Nanotech NYC sits down with students, faculty and researchers from across the greater NYC area to give those interested a glimpse into the local nanotechnology scene. Today we sit down with Dr. Yuan Xue, a Staff Scientist at the ThINC (Thermomechanical & Imaging Nanoscale Characterization) Core Facility of the Advanced Energy Research and Technology Center (AERTC) located at Stony Brook University.
Tell us a little bit about where you are from.
I’m from a city called Pingdingshan in central China. In Chinese, Pingdingshan means “a mountain with a flat top”. When I was little, one of our frequent family weekend getaways has been a trail with ~1000 staircases built on that mountain. Pingdingshan also has an ancient name called Yingcheng, which means “the eagle city”. This name was used more than two thousand years ago when it was a small country, rules by the royal name Ying.
Pingdingshan has extensive mineral resources and is a small city in China where the pace of life there is slow and peaceful. We have farmlands, mountains, and hot springs. I’ve always loved our family trips to the mountains for sightseeing and delicious local foods, followed by relaxation at the hot springs.
Tell us about your experience of working as a staff scientist at ThINC Core Facility. How did you decide to choose this career trajectory?
I started working with ThINC when I was a graduate student. At first, I was sending in samples for my own experiments. Since ThINC has instrumentation that was critical for my Ph.D. research, I quickly become a frequent visitor and got the chance to become a trained user, which eventually lead me to work here.
I love performing experiments. My mother is a middle school physics teacher, and since I was young, she taught me how to perform simple experiments. The hands-on experience, the delicate steps (for a first grader) to carry out, and the parameters to play with, all of this fascinates me to this day. Thus, when I received training from Dr. Simon Chang, I expressed my interest and he not only trained me for standard operations but also taught me the principle theory and design behind all the instruments. I am really appreciative of the mentoring Dr. Chang provided me and through these intensive sessions, I learned how much potential an instrument could have.
When I was graduating, the staff scientist position opened up at ThINC and I jumped on the opportunity. I have had the opportunity to work with researchers from different fields and industries throughout graduate school and now. This has further broadened my understanding and interest in instrumentation science.
Tell us more about your educational journey. Where did you complete your undergraduate and graduate degrees? What was your particular graduate research on? What are some potential applications of your research?
I did my undergrad at Nanjing University of Science and Technology where I majored in Wielding Engineering. Through this discipline, I was introduced to the fascinating concept of structure-property relationships in materials, i.e. how properties of materials could have a huge impact on mechanical properties and thereby materials design, and vice versa. This led me to take a step further and I came to the US to study mechanical engineering and received my master’s degree at Stevens Institute of Technology. Then I went to Stony Brook University and received my Ph.D. in Materials Science and Chemical Engineering, where I carried out research on polymeric materials and their nanocomposites.

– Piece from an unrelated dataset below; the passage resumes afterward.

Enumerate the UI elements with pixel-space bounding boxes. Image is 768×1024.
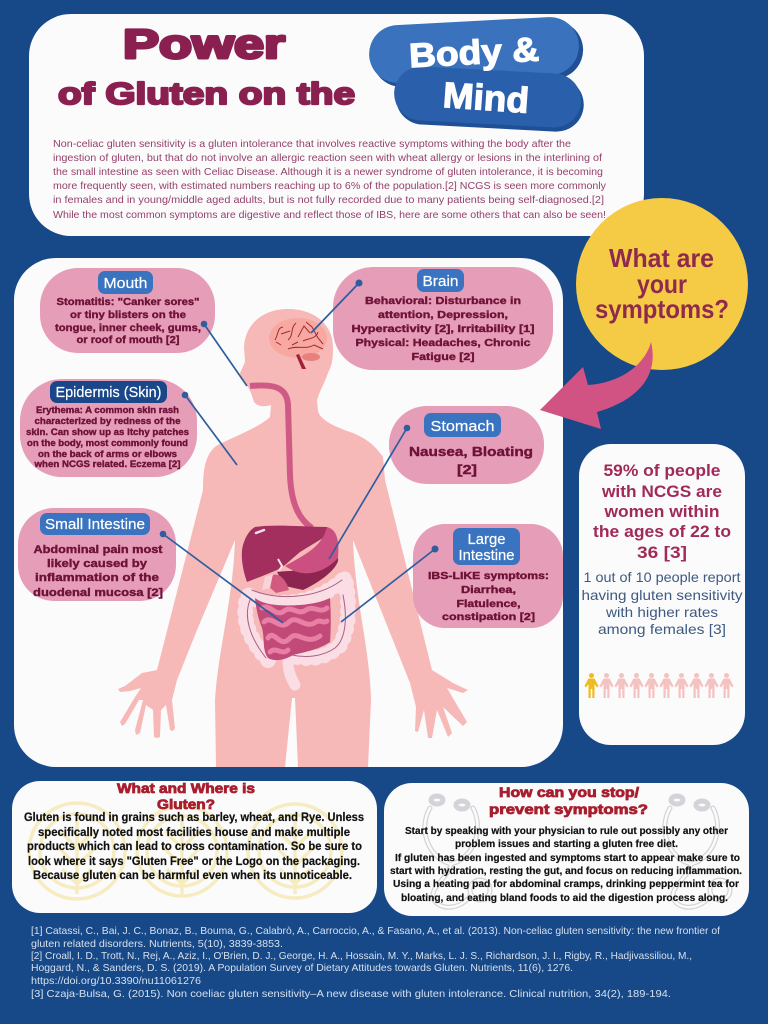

The overarching goal of my Ph.D. research was to design biodegradable flame retardant polymer composites and blends with desired physical properties through polymer interface/surface engineering. Comparing to one component flame retardant polymers, multi-component systems show excellent physical and/or chemical properties that couldn’t be reached by either component alone. It’s also cost-efficient and could be applied to recycled polymeric materials. Through surface/interface engineering, polymers and polymer composites can be designed with desired properties at a lower cost. My research has practical applications in industrial flame retardant polymer composite design, and potentially broadens the usage of recycled polymers. For example, I’ve developed an innovative approach to minimize the content of flame retardant fillers in Ethylene-vinyl Acetate matrix, with desired flame-retardant and mechanical properties that can be applied as cable sheathing.
Has COVID-19 affected how you do science? Has this experience surprised you in any positive way?
COVID has definitely made many things more complicated, and several activities take much longer, especially when the research involves collaboration. With many people working remotely, virtual meetings have become a significant part of our work. Like many people, I might have gone through the “Zoom fatigue” phase but Zoom feels like a new norm of our life.
One thing I have learned from virtual meetings is that I need to work on my communication skills for efficient and precise conversations. Of course, they are important for face-to-face conversations as well, but without the help of facial expressions, eye contact and hand/body gestures, it is harder to catch people’s attention. Hopefully, I am making progress in every meeting.
What do you do for fun outside of your work?
Crafting, reading books, watching shows, and working out with my cat. I love to travel so when it’s safe enough, I am looking forward to traveling again.
If you could go back in time, what advice will you give to your younger self?
You can do it, and please take polymer chemistry!